I am new to web scraping. I have managed to write a code effective for my task and requirements. Below is the replicable code:
library(tidyverse)
library(rvest)
library(stringr)
library(dplyr)
library(xml2)
## scraping hyperlinks
page <- read_html("https://www.annualreports.com/Companies?exch=9")
raw_list <- page %>%
html_nodes(".companyName a") %>%
html_attr("href") %>%
str_c("https://www.annualreports.com", .)
## the scraping task
for(i in raw_list){print(i)} %>%
read_html() %>%
html_nodes(".download a") %>%
html_attr("href") %>%
url_escape() %>%
{paste0("https://www.annualreports.com/", .)} %>%
walk2(., basename(.), download.file, mode = "wb")
However, I am facing an issue when the scraping task stops due to the URL being scraped either invalid or unavailable.

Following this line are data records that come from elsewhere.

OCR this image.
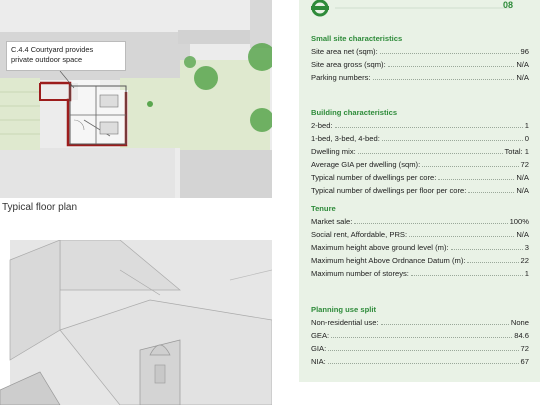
C.4.4 Courtyard provides
private outdoor space
Typical floor plan
08
Small site characteristics
Site area net (sqm):	96
Site area gross (sqm):	N/A
Parking numbers:	N/A
Building characteristics
2-bed:	1
1-bed, 3-bed, 4-bed:	0
Dwelling mix:	Total: 1
Average GIA per dwelling (sqm):	72
Typical number of dwellings per core:	N/A
Typical number of dwellings per floor per core:	N/A
Tenure
Market sale:	100%
Social rent, Affordable, PRS:	N/A
Maximum height above ground level (m):	3
Maximum height Above Ordnance Datum (m):	22
Maximum number of storeys:	1
Planning use split
Non-residential use:	None
GEA:	84.6
GIA:	72
NIA:	67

Specifically, I get the following error:
trying URL 'https://www.annualreports.com/%2FHostedData%2FAnnualReportArchive%2Fadm2009.pdf' Error in .f(.x[[i]], .y[[i]], ...) : cannot open URL 'https://www.annualreports.com/%2FHostedData%2FAnnualReportArchive%2Fadm2009.pdf' In addition: Warning message: In .f(.x[[i]], .y[[i]], ...) : cannot open URL 'https://www.annualreports.com/%2FHostedData%2FAnnualReportArchive%2Fadm2009.pdf': HTTP status was '404 Not Found'
## location of the error is item number 9 in the list
raw_list[9] %>%
read_html() %>%
html_nodes(".download a") %>%
html_attr("href") %>%
url_escape() %>%
{paste0("https://www.annualreports.com/", .)} %>%
walk2(., basename(.), download.file, mode = "wb")

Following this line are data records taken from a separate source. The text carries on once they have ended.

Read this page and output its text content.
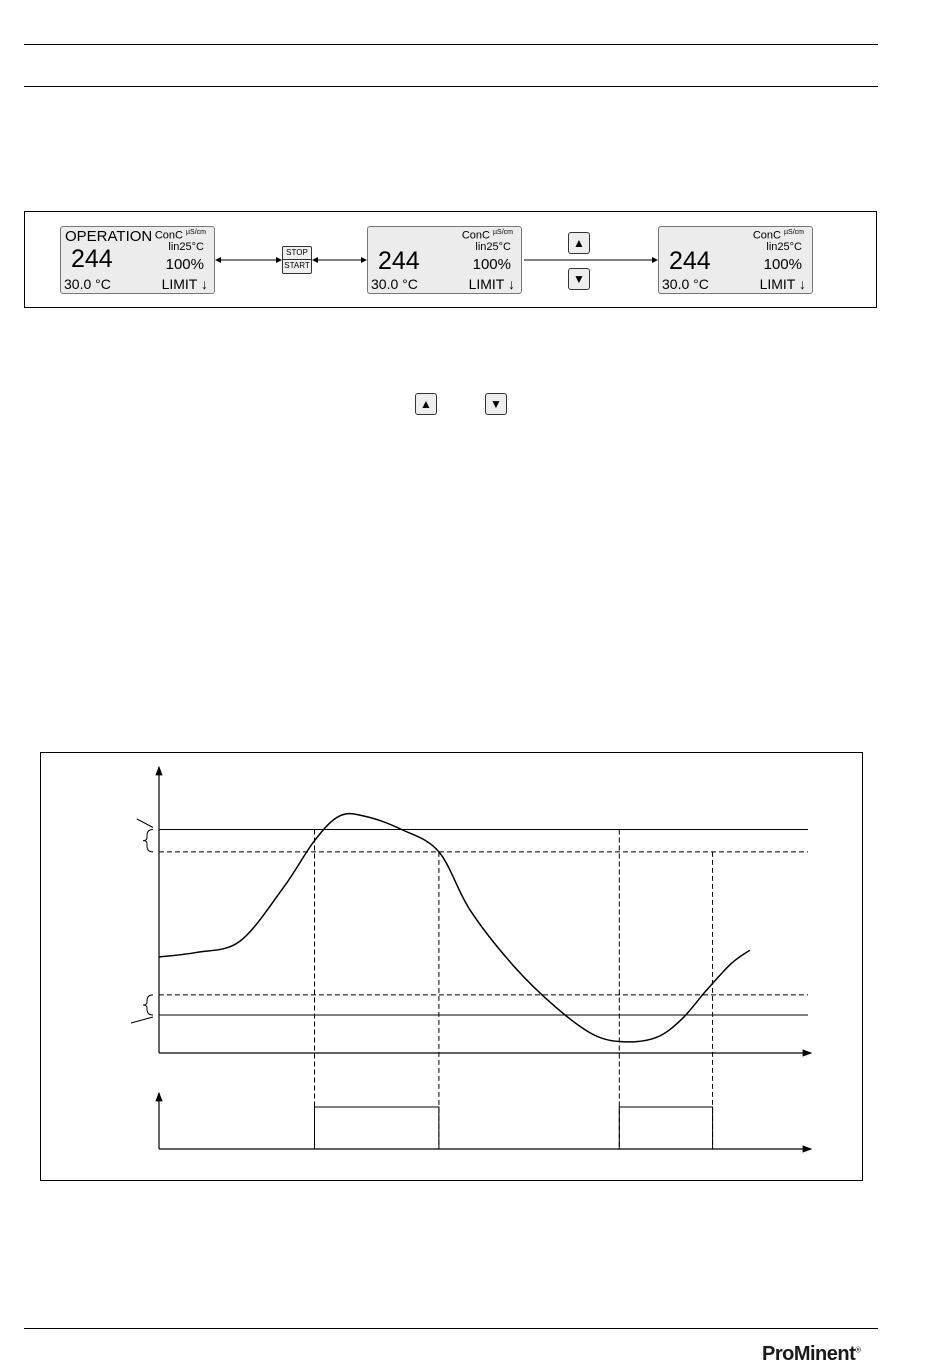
OPERATION
244
ConC $^{\mu S/cm}$
lin25°C
100%
30.0 °C	LIMIT ↓
STOP
START	244
ConC $^{\mu S/cm}$
lin25°C
100%
30.0 °C	LIMIT ↓
▲
▼
244
ConC $^{\mu S/cm}$
lin25°C
100%
30.0 °C	LIMIT ↓
▲	▼
ProMinent®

Since I cannot control the error itself (due to the problem with the URL itself), I want to surpass the error by letting R continue the process of scraping, i.e., moving onto the next URL in the list instead of stopping the scraping task when the error occurs.
tryCatch attempt - Failed
raw_list[9] %>%
read_html() %>%
html_nodes(".download a") %>%
html_attr("href") %>%
url_escape() %>%
{paste0("https://www.annualreports.com/", .)} %>%
walk2(., basename(.), tryCatch(download.file, error=function(e) NULL), mode = "wb")
The above tryCatch
iteration downloads active links but again fails to continue after HTTP 404 not found error.